Una ricerca dell’UE[3] rivela che quattro donne su cinque non ricevono una formazione tecnologica e il fatto che esse lavorino in settori che non richiedono competenze di codifica indica che i tassi di disoccupazione femminile sono destinati ad aumentare in un futuro in cui il mercato del lavoro richiederà sempre di più il possesso di tali competenze.

Nel 2020, anche una ricerca dell’UNESCO aveva descritto lo stesso rischio nel suo rapporto sull’intelligenza artificiale e l’uguaglianza di genere[4] , affermando che “gli algoritmi e i sistemi di intelligenza artificiale hanno il potere di diffondere e rafforzare gli stereotipi e i pregiudizi di genere, che rischiano di emarginare le donne su scala globale. Data la crescente presenza dell’intelligenza artificiale nelle nostre società, ciò potrebbe mettere le donne nella condizione di rimanere indietro nella sfera economica, politica e sociale”.

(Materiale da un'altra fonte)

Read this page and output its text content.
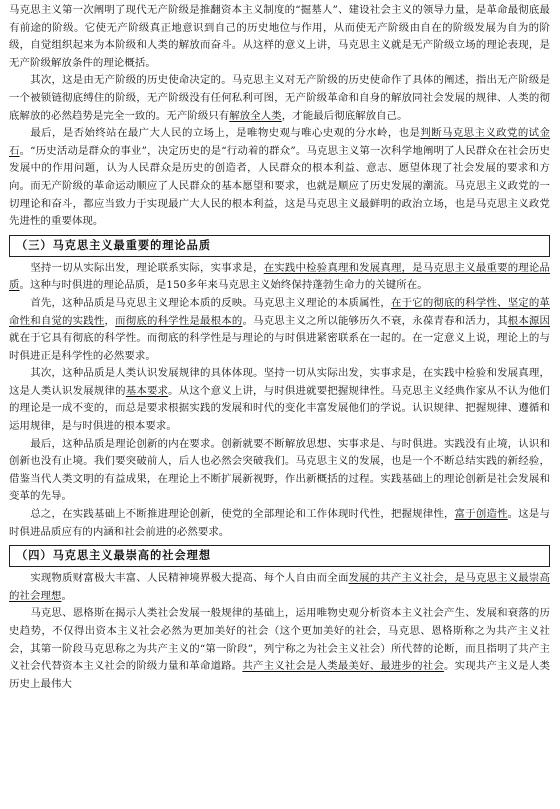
马克思主义第一次阐明了现代无产阶级是推翻资本主义制度的“掘墓人”、建设社会主义的领导力量，是革命最彻底最有前途的阶级。它使无产阶级真正地意识到自己的历史地位与作用，从而使无产阶级由自在的阶级发展为自为的阶级，自觉组织起来为本阶级和人类的解放而奋斗。从这样的意义上讲，马克思主义就是无产阶级立场的理论表现，是无产阶级解放条件的理论概括。

其次，这是由无产阶级的历史使命决定的。马克思主义对无产阶级的历史使命作了具体的阐述，指出无产阶级是一个被锁链彻底缚住的阶级，无产阶级没有任何私利可图，无产阶级革命和自身的解放同社会发展的规律、人类的彻底解放的必然趋势是完全一致的。无产阶级只有解放全人类，才能最后彻底解放自己。

最后，是否始终站在最广大人民的立场上，是唯物史观与唯心史观的分水岭，也是判断马克思主义政党的试金石。“历史活动是群众的事业”，决定历史的是“行动着的群众”。马克思主义第一次科学地阐明了人民群众在社会历史发展中的作用问题，认为人民群众是历史的创造者，人民群众的根本利益、意志、愿望体现了社会发展的要求和方向。而无产阶级的革命运动顺应了人民群众的基本愿望和要求，也就是顺应了历史发展的潮流。马克思主义政党的一切理论和奋斗，都应当致力于实现最广大人民的根本利益，这是马克思主义最鲜明的政治立场，也是马克思主义政党先进性的重要体现。

（三）马克思主义最重要的理论品质

坚持一切从实际出发，理论联系实际，实事求是，在实践中检验真理和发展真理，是马克思主义最重要的理论品质。这种与时俱进的理论品质，是150多年来马克思主义始终保持蓬勃生命力的关键所在。

首先，这种品质是马克思主义理论本质的反映。马克思主义理论的本质属性，在于它的彻底的科学性、坚定的革命性和自觉的实践性，而彻底的科学性是最根本的。马克思主义之所以能够历久不衰，永葆青春和活力，其根本源因就在于它具有彻底的科学性。而彻底的科学性是与理论的与时俱进紧密联系在一起的。在一定意义上说，理论上的与时俱进正是科学性的必然要求。

其次，这种品质是人类认识发展规律的具体体现。坚持一切从实际出发，实事求是，在实践中检验和发展真理，这是人类认识发展规律的基本要求。从这个意义上讲，与时俱进就要把握规律性。马克思主义经典作家从不认为他们的理论是一成不变的，而总是要求根据实践的发展和时代的变化丰富发展他们的学说。认识规律、把握规律、遵循和运用规律，是与时俱进的根本要求。

最后，这种品质是理论创新的内在要求。创新就要不断解放思想、实事求是、与时俱进。实践没有止境，认识和创新也没有止境。我们要突破前人，后人也必然会突破我们。马克思主义的发展，也是一个不断总结实践的新经验，借鉴当代人类文明的有益成果，在理论上不断扩展新视野，作出新概括的过程。实践基础上的理论创新是社会发展和变革的先导。

总之，在实践基础上不断推进理论创新，使党的全部理论和工作体现时代性，把握规律性，富于创造性。这是与时俱进品质应有的内涵和社会前进的必然要求。

（四）马克思主义最崇高的社会理想

实现物质财富极大丰富、人民精神境界极大提高、每个人自由而全面发展的共产主义社会，是马克思主义最崇高的社会理想。

马克思、恩格斯在揭示人类社会发展一般规律的基础上，运用唯物史观分析资本主义社会产生、发展和衰落的历史趋势，不仅得出资本主义社会必然为更加美好的社会（这个更加美好的社会，马克思、恩格斯称之为共产主义社会，其第一阶段马克思称之为共产主义的“第一阶段”，列宁称之为社会主义社会）所代替的论断，而且指明了共产主义社会代替资本主义社会的阶级力量和革命道路。共产主义社会是人类最美好、最进步的社会。实现共产主义是人类历史上最伟大
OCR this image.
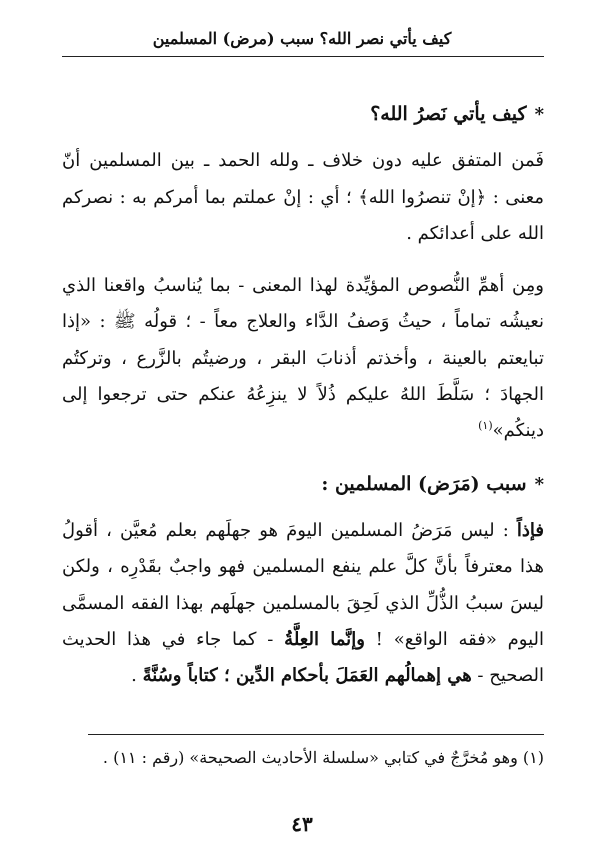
كيف يأتي نصر الله؟ سبب (مرض) المسلمين

*كيف يأتي نَصرُ الله؟

فَمن المتفق عليه دون خلاف ـ ولله الحمد ـ بين المسلمين أنّ معنى : ﴿إنْ تنصرُوا الله﴾ ؛ أي : إنْ عملتم بما أمركم به : نصركم الله على أعدائكم .

ومِن أهمِّ النُّصوص المؤيِّدة لهذا المعنى - بما يُناسبُ واقعنا الذي نعيشُه تماماً ، حيثُ وَصفُ الدَّاء والعلاج معاً - ؛ قولُه ﷺ : «إذا تبايعتم بالعينة ، وأخذتم أذنابَ البقر ، ورضيتُم بالزَّرع ، وتركتُم الجهادَ ؛ سَلَّطَ اللهُ عليكم ذُلاً لا ينزِعُهُ عنكم حتى ترجعوا إلى دينكُم»$^{(١)}$

*سبب (مَرَض) المسلمين :

فإذاً : ليس مَرَضُ المسلمين اليومَ هو جهلَهم بعلم مُعيَّن ، أقولُ هذا معترفاً بأنَّ كلَّ علم ينفع المسلمين فهو واجبٌ بقَدْرِه ، ولكن ليسَ سببُ الذُّلِّ الذي لَحِقَ بالمسلمين جهلَهم بهذا الفقه المسمَّى اليوم «فقه الواقع» ! وإنَّما العِلَّةُ - كما جاء في هذا الحديث الصحيح - هي إهمالُهم العَمَلَ بأحكام الدِّين ؛ كتاباً وسُنَّةً .

(١) وهو مُخرَّجٌ في كتابي «سلسلة الأحاديث الصحيحة» (رقم : ١١) .
٤٣
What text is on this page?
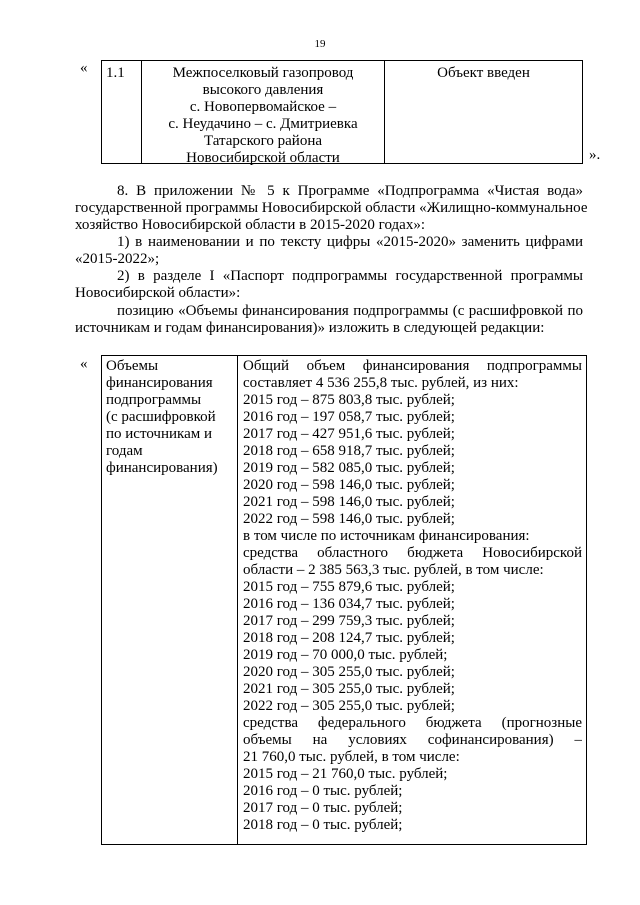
19
« 1.1	Межпоселковый газопровод
высокого давления
с. Новопервомайское –
с. Неудачино – с. Дмитриевка
Татарского района
Новосибирской области
Объект введен
».
8. В приложении № 5 к Программе «Подпрограмма «Чистая вода»
государственной программы Новосибирской области «Жилищно-коммунальное
хозяйство Новосибирской области в 2015-2020 годах»:
1) в наименовании и по тексту цифры «2015-2020» заменить цифрами
«2015-2022»;
2) в разделе I «Паспорт подпрограммы государственной программы
Новосибирской области»:
позицию «Объемы финансирования подпрограммы (с расшифровкой по
источникам и годам финансирования)» изложить в следующей редакции:
« Объемы
финансирования
подпрограммы
(с расшифровкой
по источникам и
годам
финансирования)
Общий объем финансирования подпрограммы
составляет 4 536 255,8 тыс. рублей, из них:
2015 год – 875 803,8 тыс. рублей;
2016 год – 197 058,7 тыс. рублей;
2017 год – 427 951,6 тыс. рублей;
2018 год – 658 918,7 тыс. рублей;
2019 год – 582 085,0 тыс. рублей;
2020 год – 598 146,0 тыс. рублей;
2021 год – 598 146,0 тыс. рублей;
2022 год – 598 146,0 тыс. рублей;
в том числе по источникам финансирования:
средства областного бюджета Новосибирской
области – 2 385 563,3 тыс. рублей, в том числе:
2015 год – 755 879,6 тыс. рублей;
2016 год – 136 034,7 тыс. рублей;
2017 год – 299 759,3 тыс. рублей;
2018 год – 208 124,7 тыс. рублей;
2019 год – 70 000,0 тыс. рублей;
2020 год – 305 255,0 тыс. рублей;
2021 год – 305 255,0 тыс. рублей;
2022 год – 305 255,0 тыс. рублей;
средства федерального бюджета (прогнозные
объемы на условиях софинансирования) –
21 760,0 тыс. рублей, в том числе:
2015 год – 21 760,0 тыс. рублей;
2016 год – 0 тыс. рублей;
2017 год – 0 тыс. рублей;
2018 год – 0 тыс. рублей;
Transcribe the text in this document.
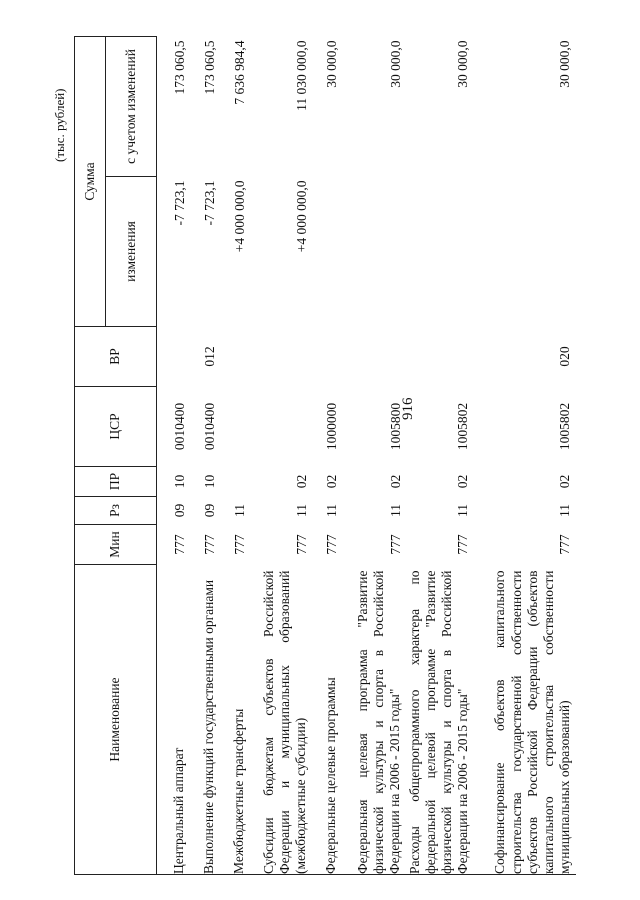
916
(тыс. рублей)
Наименование	Мин	Рз	ПР	ЦСР	ВР	Сумма	
						изменения	с учетом изменений
Центральный аппарат	777	09	10	0010400		-7 723,1	173 060,5
Выполнение функций государственными органами	777	09	10	0010400	012	-7 723,1	173 060,5
Межбюджетные трансферты	777	11				+4 000 000,0	7 636 984,4
Субсидии бюджетам субъектов Российской Федерации и муниципальных образований (межбюджетные субсидии)	777	11	02			+4 000 000,0	11 030 000,0
Федеральные целевые программы	777	11	02	1000000			30 000,0
Федеральная целевая программа "Развитие физической культуры и спорта в Российской Федерации на 2006 - 2015 годы"	777	11	02	1005800			30 000,0
Расходы общепрограммного характера по федеральной целевой программе "Развитие физической культуры и спорта в Российской Федерации на 2006 - 2015 годы"	777	11	02	1005802			30 000,0
Софинансирование объектов капитального строительства государственной собственности субъектов Российской Федерации (объектов капитального строительства собственности муниципальных образований)	777	11	02	1005802	020		30 000,0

Le discriminazioni contenute nei modelli linguistici di grandi dimensioni

I grandi modelli linguistici e l’intelligenza artificiale generativa, se non curati, possono anche causare una discriminazione diffusa. Infatti, il linguaggio utilizzato da questi sistemi tende a standardizzare i gruppi sociali e a restringere le molteplici prospettive esistenti sulle donne, riducendo la varietà delle loro espressioni a un modello uniforme.

I modelli linguistici non costruiti con cura possono anche promuovere stereotipi, rafforzare i comportamenti di esclusione, generare un linguaggio tossico e mostrare i comportamenti discriminatori presenti in diversi gruppi sociali. Infatti, la presenza di espressioni discriminatorie all’interno del web e del linguaggio naturale con cui vengono addestrati gli algoritmi rischia di riproporre e rafforzare tali espressioni anche all’interno del modello, una volta messo in funzione.

La conseguenza è la perpetrazione di stereotipi e discriminazioni, che produce diversi impatti dannosi sulle donne e su altri gruppi vulnerabili, già soggetti a stereotipi e discriminazioni nella società attuale. Alcune ricercatrici e analiste di dati[5] a livello internazionale hanno analizzato i set di dati con cui vengono addestrati gli algoritmi alla base dei modelli linguistici più noti e hanno trovato un’etichettatura delle immagini e dei set di dati pieni di pregiudizi e discriminazioni di genere. La costruzione dei set di dati utilizzati per addestrare gli algoritmi dovrebbe essere rivista prima di diffondere i pregiudizi all’interno di altri strumenti di IA.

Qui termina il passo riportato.